Ulteriori accorgimenti arrivano dalla SEC, che ha stanziato delle nuove regole più stringenti circa una tipologia particolare di vendite allo scoperto, definite “naked short selling” ovvero la vendita senza prima aver ottenuto il prestito del titolo, (per chi volesse approfondire http://www.sec.gov/news/press/2008/2008-204.htm) e dall’inglese FSA (Financial Services Authority) la quale ha annunciato, anch’essa, restrizioni sulle vendite allo scoperto.

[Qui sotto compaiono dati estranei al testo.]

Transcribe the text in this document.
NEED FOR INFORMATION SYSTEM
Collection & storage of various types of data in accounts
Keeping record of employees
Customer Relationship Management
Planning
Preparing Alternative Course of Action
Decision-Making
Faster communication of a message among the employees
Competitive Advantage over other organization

Come non indicare inoltre l’espansione della linea di cross-currency swaps effettuata ieri dalle maggiori banche centrali nei confronti della Federal Reserve con l’obiettivo di effettuare massicce iniezioni di liquidità sul dollaro per mantenerlo, o meglio, cercare di mantenerlo in una posizione di non debolezza nei confronti delle altre valute mondiali.
Ma vediamo qualche punto interessante a cui provare a fare trading in questo “pazzo” mercato.

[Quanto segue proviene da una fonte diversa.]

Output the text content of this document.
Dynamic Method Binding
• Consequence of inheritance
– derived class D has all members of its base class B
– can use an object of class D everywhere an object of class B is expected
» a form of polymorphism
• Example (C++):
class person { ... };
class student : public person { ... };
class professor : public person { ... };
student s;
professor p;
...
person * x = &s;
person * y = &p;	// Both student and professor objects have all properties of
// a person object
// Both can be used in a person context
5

Cominciando dall’onnipresente eurodollaro non possiamo che notare come in 24 ore lavorative il cambio abbia messo a segno il 4% di variazione salendo velocemente ieri mattina al massimo di 1.4540 e calando con un ritmo costante: il cambio, in questo movimento di discesa (lo si vede su un grafico a 10 minuti), è compreso all’interno di un canale che nel breve fornisce un supporto a 1.4111 (coincidente perfettamente con il secondo pivot point di giornata) ed una resistenza a 1.4270 (non lontano dalla media mobile esponenziale a 100 periodi).

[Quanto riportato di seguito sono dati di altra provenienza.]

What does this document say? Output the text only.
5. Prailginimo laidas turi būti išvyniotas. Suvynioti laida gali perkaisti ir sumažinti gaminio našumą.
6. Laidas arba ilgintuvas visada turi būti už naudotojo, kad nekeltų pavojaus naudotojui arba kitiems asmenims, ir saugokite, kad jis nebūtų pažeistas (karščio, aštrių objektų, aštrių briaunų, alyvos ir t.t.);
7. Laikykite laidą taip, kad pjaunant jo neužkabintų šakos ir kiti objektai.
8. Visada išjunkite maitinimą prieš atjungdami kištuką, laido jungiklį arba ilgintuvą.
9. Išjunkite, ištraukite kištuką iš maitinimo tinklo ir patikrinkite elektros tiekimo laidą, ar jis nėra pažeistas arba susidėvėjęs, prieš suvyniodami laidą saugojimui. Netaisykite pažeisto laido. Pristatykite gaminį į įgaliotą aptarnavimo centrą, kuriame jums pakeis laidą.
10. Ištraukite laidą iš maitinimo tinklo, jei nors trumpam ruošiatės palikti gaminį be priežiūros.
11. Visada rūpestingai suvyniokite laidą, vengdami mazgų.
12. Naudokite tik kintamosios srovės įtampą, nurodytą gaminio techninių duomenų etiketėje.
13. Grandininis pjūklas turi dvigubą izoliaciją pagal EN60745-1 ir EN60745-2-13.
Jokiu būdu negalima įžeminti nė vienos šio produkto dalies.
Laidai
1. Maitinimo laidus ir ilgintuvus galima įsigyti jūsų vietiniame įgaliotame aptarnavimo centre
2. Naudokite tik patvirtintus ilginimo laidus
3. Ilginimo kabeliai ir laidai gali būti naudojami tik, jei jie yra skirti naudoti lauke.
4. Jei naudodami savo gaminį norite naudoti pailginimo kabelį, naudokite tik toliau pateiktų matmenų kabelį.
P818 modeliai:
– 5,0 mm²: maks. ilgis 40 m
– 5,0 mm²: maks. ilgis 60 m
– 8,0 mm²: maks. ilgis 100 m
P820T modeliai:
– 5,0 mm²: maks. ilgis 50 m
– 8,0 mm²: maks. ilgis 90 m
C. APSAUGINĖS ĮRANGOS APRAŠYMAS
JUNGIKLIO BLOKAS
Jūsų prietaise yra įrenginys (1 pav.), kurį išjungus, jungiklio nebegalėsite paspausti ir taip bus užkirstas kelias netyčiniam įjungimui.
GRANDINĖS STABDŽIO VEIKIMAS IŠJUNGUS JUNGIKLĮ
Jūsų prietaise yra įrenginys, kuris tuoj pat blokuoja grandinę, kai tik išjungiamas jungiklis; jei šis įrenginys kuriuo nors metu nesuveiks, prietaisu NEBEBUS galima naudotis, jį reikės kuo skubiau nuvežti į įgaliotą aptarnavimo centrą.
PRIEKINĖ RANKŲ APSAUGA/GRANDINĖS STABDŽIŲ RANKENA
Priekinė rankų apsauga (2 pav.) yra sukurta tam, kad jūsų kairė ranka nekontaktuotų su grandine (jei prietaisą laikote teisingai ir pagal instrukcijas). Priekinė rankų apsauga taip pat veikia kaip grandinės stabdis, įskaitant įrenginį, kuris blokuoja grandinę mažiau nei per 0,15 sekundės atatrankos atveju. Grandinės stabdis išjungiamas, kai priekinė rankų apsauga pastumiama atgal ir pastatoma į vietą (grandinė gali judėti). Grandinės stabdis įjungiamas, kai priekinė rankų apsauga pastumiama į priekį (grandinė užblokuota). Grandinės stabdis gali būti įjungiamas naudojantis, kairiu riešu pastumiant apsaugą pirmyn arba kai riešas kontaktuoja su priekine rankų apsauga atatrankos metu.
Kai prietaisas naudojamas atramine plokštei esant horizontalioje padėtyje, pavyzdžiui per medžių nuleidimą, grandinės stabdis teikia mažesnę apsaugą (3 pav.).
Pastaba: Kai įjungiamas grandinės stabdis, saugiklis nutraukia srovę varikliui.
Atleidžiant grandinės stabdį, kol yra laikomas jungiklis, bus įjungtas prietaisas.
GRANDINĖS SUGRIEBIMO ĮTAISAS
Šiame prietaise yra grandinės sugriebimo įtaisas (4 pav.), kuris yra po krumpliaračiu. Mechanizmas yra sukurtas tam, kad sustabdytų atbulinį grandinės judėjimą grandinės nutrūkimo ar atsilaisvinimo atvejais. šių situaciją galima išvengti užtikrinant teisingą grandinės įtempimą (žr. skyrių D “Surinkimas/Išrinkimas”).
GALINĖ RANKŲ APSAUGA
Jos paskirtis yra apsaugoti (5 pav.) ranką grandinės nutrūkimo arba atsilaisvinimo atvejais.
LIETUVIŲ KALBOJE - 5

Un dollaro in salita stabile è possibile ritrovarlo anche nel secondo cambio preferito dal mercato, il dollaro yen. Qui il movimento, ovviamente, è stato speculare rispetto a quello dell’eurodollaro, con una salita da 104 a 107, in questo momento. Ora per avere qualche livello interessante dobbiamo utilizzare un grafico giornaliero, da cui notiamo che l’estremo superiore del canale di discesa ribassista iniziato a 110.60, ad agosto, passa oggi per 108 figura. Il primo supporto è individuabile prossimo a 105.
Il cambio EurGbp ha messo ieri a segno la decima candela ribassista in undici giornate di trading… è innegabile quindi il momento di ripresa della moneta di Sua Maestà. Il target di questo movimento è da ricercare nei pressi di 0.7810, mentre la resistenza ad una ripresa del cambio (e livello a cui comprare sterline) può essere suggerita a 0.7940.
Rimanendo in ambito di sterline, ma nei confronti del dollaro, suggeriamo un supporto prossimo a 1.7960 ed un possibile livello di resistenza a 1.8250. Nei confronti dello yen invece la sterlina ha spazio di arrivare oggi sino a 194 (sulla scia di una ripresa di fiducia del mercato). Il supporto in questo caso è posto a 190 figura: ci rendiamo conto della lontananza dai prezzi attuali ma data la volatilità del cambio in queste ultime settimane (ricorderete le 6 figure in salita di martedì!) i livelli inevitabilmente tendono ad allargarsi.